Any party to a dispute concerning the right to apply for a patent or the right to own a patent right which is pending before the administrative authority for patent affairs or the people's court, may request the Patent Office to suspend the relevant procedures.
Any party requesting suspension of the procedure before the Patent Office in accordance with the preceding paragraph, shall submit a request to the Patent Office,together with the relevant document of the administrative authority for patent affairs or the people's court before which the dispute is pending.

Chapter II Application for Patent
 
Article 16 Anyone who applies for a patent shall submit application documents in two copies.
Any applicant who appoint a patent agency for filing an application for a patent with, or for dealing with other patent matters before, the Patent Office, shall submit a power of attorney indicating the scope of the power entrusted.
 
Article 17 Other related matters mentioned in Article 26, paragraph two of the Patent Law refer to:
1. the nationality of the applicant;
2. where the applicant is an enterprise or other organization, the name of the country in which the applicant has the principal business office;
3. where the applicant has appointed a patent agency, the relevant matters which should be indicated;
4. where the priority of an earlier application is claimed, the relevant matters which should be indicated;
5. the signature or seal of the applicant or the patent agency;
6. a list of the documents constituting the application;
7. a list of the documents appending the application;
8. any other related matter which needs to be indicated.
Where there are two or more applicants and where they have not appointed a patent agency, they shall designate a representative.
 
Article 18 The description of an application for a patent for invention or utility model shall be presented in the following manner and order:
1. state the title of the invention or utility model as appearing in the request;
2. specify the technical field to which the invention or utility model relates;
3. indicate the background art which, as far as known to the applicant, can be regarded as useful for the understanding, searching and examination of the invention or utility model, and cte the documents reflecting such art;
4. specify the purpose which the invention or utility model is designed to fulfil;
5. disclose the technical solution of the invention or utility model, as claimed, in such terms that a person having ordinary skill in the art can understand it and fulfil the purpose of the invention or utility model;
6. state the advantageous effects of the invention or utility model, with reference to the background art;
7. briefly describe the figures in the drawings, if any;
8. describe in detail the best mode contemplated by the applicant for carrying out the invention or utility model; this shall be done in terms of examples, where appropriate, and with reference to the drawings, if any.

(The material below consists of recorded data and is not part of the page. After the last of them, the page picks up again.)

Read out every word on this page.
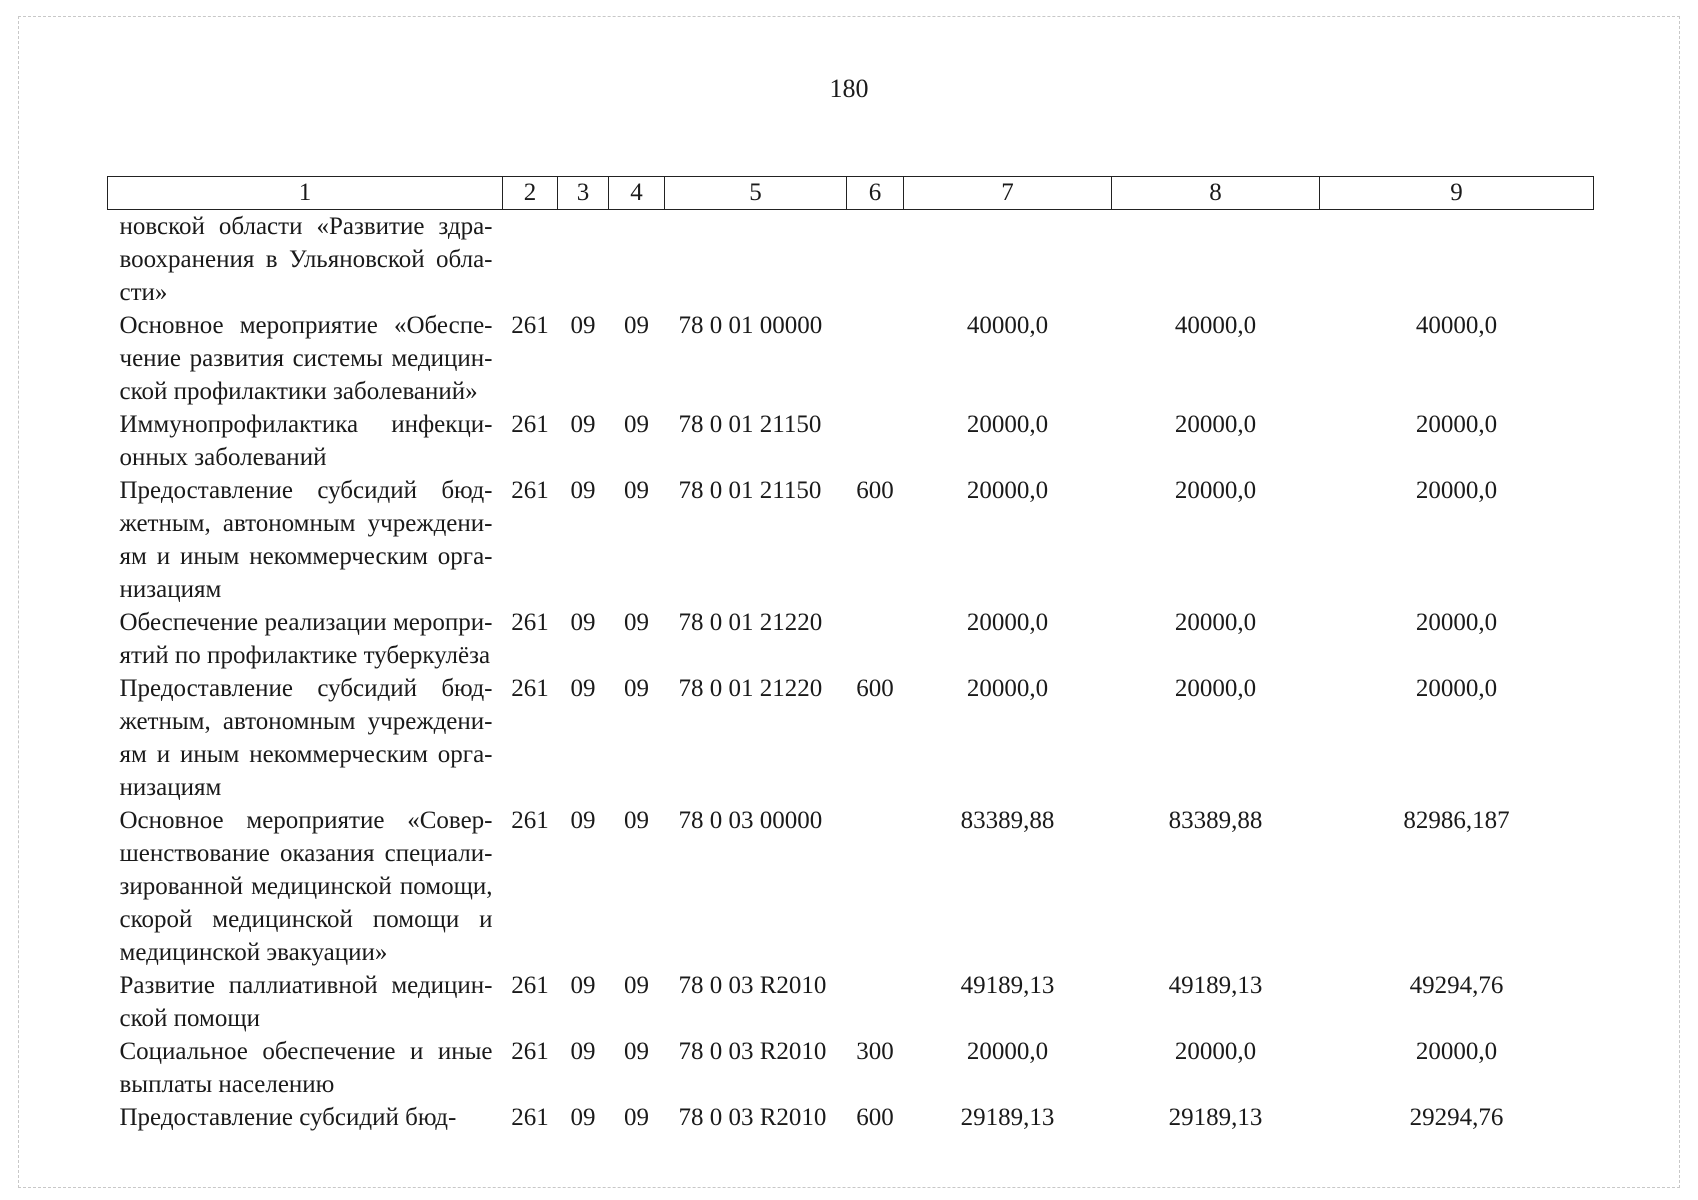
180
1	2	3	4	5	6	7	8	9

новской области «Развитие здра-
воохранения в Ульяновской обла-
сти»								

Основное мероприятие «Обеспе-
чение развития системы медицин-
ской профилактики заболеваний»	261	09	09	78 0 01 00000		40000,0	40000,0	40000,0

Иммунопрофилактика инфекци-
онных заболеваний	261	09	09	78 0 01 21150		20000,0	20000,0	20000,0

Предоставление субсидий бюд-
жетным, автономным учреждени-
ям и иным некоммерческим орга-
низациям	261	09	09	78 0 01 21150	600	20000,0	20000,0	20000,0

Обеспечение реализации меропри-
ятий по профилактике туберкулёза	261	09	09	78 0 01 21220		20000,0	20000,0	20000,0

Предоставление субсидий бюд-
жетным, автономным учреждени-
ям и иным некоммерческим орга-
низациям	261	09	09	78 0 01 21220	600	20000,0	20000,0	20000,0

Основное мероприятие «Совер-
шенствование оказания специали-
зированной медицинской помощи,
скорой медицинской помощи и
медицинской эвакуации»	261	09	09	78 0 03 00000		83389,88	83389,88	82986,187

Развитие паллиативной медицин-
ской помощи	261	09	09	78 0 03 R2010		49189,13	49189,13	49294,76

Социальное обеспечение и иные
выплаты населению	261	09	09	78 0 03 R2010	300	20000,0	20000,0	20000,0

Предоставление субсидий бюд-	261	09	09	78 0 03 R2010	600	29189,13	29189,13	29294,76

The manner and order mentioned in the preceding paragraph shall be observed by the applicant of a patent for invention or a patent for utility model, unless, because of the nature of the invention or utility model, a different manner or order would afford a better understanding and a more economical presentation.
The description of the invention or utility model shall not contain such references to the claims as: "as described in part......of the claim", nor shall it contain commercial advertising.
 
Article 19 The same sheet of drawings may contain several figures of the invention or utility model, and the drawings shall be numbered and arranged in numerical order consecutively as "Figure 1, Figure 2,......".
The scale and the distinctness of the drawings shall be such that a reproduction with a linear reduction in size to two-thirds would still enable all details to be clearly distinguished.